La producción nacional de flores vive del calendario: San Valentín, de las Madres, de Muertos y las Pascuas. No solo marcan el ritmo sentimental de la sociedad, sino la supervivencia de la industria ornamental nacional. A las flores el gobierno no les ve oportunidad, y la sociedad ya no se conmueve con la belleza natural. Traducido: no existe consumo interno de flores y la exportación es una broma.

En Estados Unidos el consumo de flores asciende a 7 mil millones de dólares anuales; lo que vale todo el aguacate que exportamos, dos veces. Sin embargo, teniéndolos al lado, quien provee es Colombia y Ecuador. En el mundo, un país del tamaño del EDOMEX domina floralmente, Holanda; con el resto de la cuota entre Kenia y Etiopía. Claramente algo no estamos haciendo.
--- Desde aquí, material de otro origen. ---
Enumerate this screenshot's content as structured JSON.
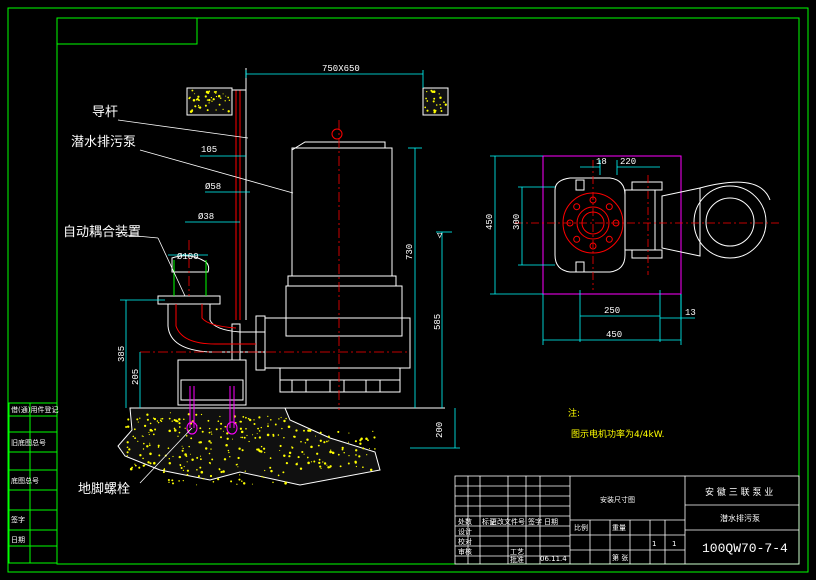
{
  "colors": {
    "background": "#000000",
    "frame": "#00ff00",
    "dimension": "#00ffff",
    "centerline": "#ff0000",
    "pump": "#ffffff",
    "text": "#ffffff",
    "note": "#ffff00",
    "flange": "#ff0000",
    "plate": "#ff00ff",
    "concrete_dots": "#ffff00"
  },
  "labels": {
    "guide_rail": "导杆",
    "pump": "潜水排污泵",
    "coupling": "自动耦合装置",
    "anchor_bolt": "地脚螺栓"
  },
  "dimensions": {
    "top_width": "750X650",
    "d105": "105",
    "d58": "Ø58",
    "d238": "Ø38",
    "d100": "Ø100",
    "h730": "730",
    "h585": "585",
    "h385": "385",
    "h205": "205",
    "h200": "200",
    "p18": "18",
    "p220": "220",
    "p450v": "450",
    "p300": "300",
    "p250": "250",
    "p13": "13",
    "p450h": "450",
    "level_mark": "▽"
  },
  "notes": {
    "title": "注:",
    "line1": "图示电机功率为4/4kW."
  },
  "title_block": {
    "drawing_name": "安装尺寸图",
    "company": "安 徽 三 联 泵 业",
    "product": "潜水排污泵",
    "model": "100QW70-7-4",
    "date": "06.11.4",
    "scale_label": "比例",
    "sheet_label": "第 张",
    "weight_label": "重量",
    "row_labels": [
      "标记",
      "处数",
      "更改文件号",
      "签字",
      "日期"
    ],
    "role_labels": [
      "设计",
      "校对",
      "审核",
      "工艺",
      "批准"
    ],
    "side_labels": [
      "借(通)用件登记",
      "旧底图总号",
      "底图总号",
      "签字",
      "日期"
    ],
    "values": [
      "1",
      "1"
    ]
  }
}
De las cincuentaytantas variedades que florecen comercialmente a lo largo del año en México, cinco lo hacen con autoridad en estas temporadas: crisantemo, clavel, cempasúchil, nube y terciopelo.

Y ahí se acaban las certezas, pues todo alrededor de los ornamentales es muy limitado, sumándose a la mediocridad de un sector primario nacional muy por debajo de su peso. Un ejemplo con el inicio de la temporada de cempasúchil, donde los discursos oficiales acompañaron el empiece del corte de flor.

Hernández Fernández, subsecretario rural estatal, destacó la importancia de la floricultura de temporada, donde aseguró que la producción de cempasúchil beneficia a 500 familias poblanas. ¿Insuficiente? Tranquilo.

Minutos después, Reyes Ayala, la otra subsecretaria, generosamente añadió que eran 500 familias adelante, pero 20 mil las personas empleadas por detrás. Este número no hace sentido agronómico o comercial, pintando más como una salomónica multiplicación «a la SEDESOL», es decir, que una familia tiene cuatro miembros.

¿No le gustó ese número tampoco? Modesta Delgado Juárez, diputada por Atlixco (máxima zona productora de flor de muerto) y productora de flores ella misma, subió la apuesta desde el Congreso. Delgado afirmó, que solo en Atlixco, hay 10 mil familias dedicadas al cultivo, lo que equivaldría a 40 mil personas trabajando en el sector, según sus ábacos oficiales.

Tres cifras, salvajemente distintas, subiendo de la primera a la última en un factor de ochenta.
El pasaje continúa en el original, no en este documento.